Terra Animalia
« Vous vous comportez comme des humains, cela est indigne d’un animal. »
Depuis quelques millénaires, les bipèdes ont déserté une Terre devenue invivable. Sans eux, la planète redevient toutefois idyllique. Guidées par les gardiennes, les bêtes vivent en bonne entente. Le soir, autour du feu, elles se racontent les terribles récits des hommes qui, en plus de détruire l’environnement, les ont massacrées, enfermées, torturées et chassées. Sur Mars où ils se sont réfugiés, les gens se languissent et rêvent de la mère patrie.
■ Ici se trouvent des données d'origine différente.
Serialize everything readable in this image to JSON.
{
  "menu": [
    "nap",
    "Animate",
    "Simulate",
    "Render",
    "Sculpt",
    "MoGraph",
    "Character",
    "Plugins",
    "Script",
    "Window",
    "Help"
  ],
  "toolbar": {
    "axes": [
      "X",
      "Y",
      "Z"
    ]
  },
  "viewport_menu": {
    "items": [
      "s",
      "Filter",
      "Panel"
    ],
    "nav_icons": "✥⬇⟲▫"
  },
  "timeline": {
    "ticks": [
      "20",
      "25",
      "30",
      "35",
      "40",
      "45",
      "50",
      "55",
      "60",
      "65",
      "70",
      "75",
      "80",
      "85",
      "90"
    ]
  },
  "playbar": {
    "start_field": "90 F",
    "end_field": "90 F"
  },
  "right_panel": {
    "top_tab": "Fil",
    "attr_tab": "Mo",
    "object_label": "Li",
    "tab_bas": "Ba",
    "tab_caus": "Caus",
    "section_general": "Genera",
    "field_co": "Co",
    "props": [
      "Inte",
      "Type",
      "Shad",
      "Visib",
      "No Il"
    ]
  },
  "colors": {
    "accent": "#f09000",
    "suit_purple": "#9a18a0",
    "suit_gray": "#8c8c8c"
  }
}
Deux scientifiques, Anuii et Praxx viennent en éclaireurs. Méfiantes, les bestioles n’approuvent pas ce retour ; seule Nyelle, une canidée, s’approche d’eux. Ce contact, même fugace, lui vaut d’être bannie de son clan, alors que Vieille-Mère, la matriarche, se proposait d’en faire sa successeure.
Patrick Mallet signe une gentillette fable animalière. Il n'y a cependant rien de bien nouveau à accabler monsieur Dupont et sa fiancée, même s'ils méritent les reproches que le scénariste leur adresse. Le ton, excessivement moralisateur, manque de subtilité. Tout est dit, rien n’est suggéré. Dans ce monde parfait aux accents autoritaires, les femelles détiennent le pouvoir. Il est d'ailleurs étrange que la différence soit fustigée ; l’homo sapiens n'aura accès au paradis que s'il se soumet au mode de vie imposé par la faune. Le conte devient du reste carrément n’importe quoi lorsque, en quelques semaines, les arrivants se couvrent de poils et voient leur queue pousser. De quoi faire de Charles Darwin une proie à l’insomnie au fond de sa tombe.
Tom Tirabosco adopte un style complètement différent de celui de La femme sauvage, Kongo ou Wonderland; Fini le trait charbonneux et le noir et blanc. L’artiste se réinvente avec un dessin naïf, enrobé d’une abondance de couleurs vibrantes et vivantes. Plusieurs créatures ressemblent à des peluches, un choix esthétiquement intéressant, quoiqu’étonnant lorsque ces dernières traquent et tuent leurs proies. Les très larges vignettes donnent à l’illustrateur tout l’espace dont il a besoin pour dépeindre sa vision du jardin d’Eden.
Bien qu’il compte cent vingt planches, l’album semble destiné à un public assez jeune, peut-être aux gamins âgés de dix ou douze ans. Les auteurs y livrent un message aussi pessimiste que radical : les êtres humains sont moches, la seule façon acceptable de vivre demeure celle des animaux.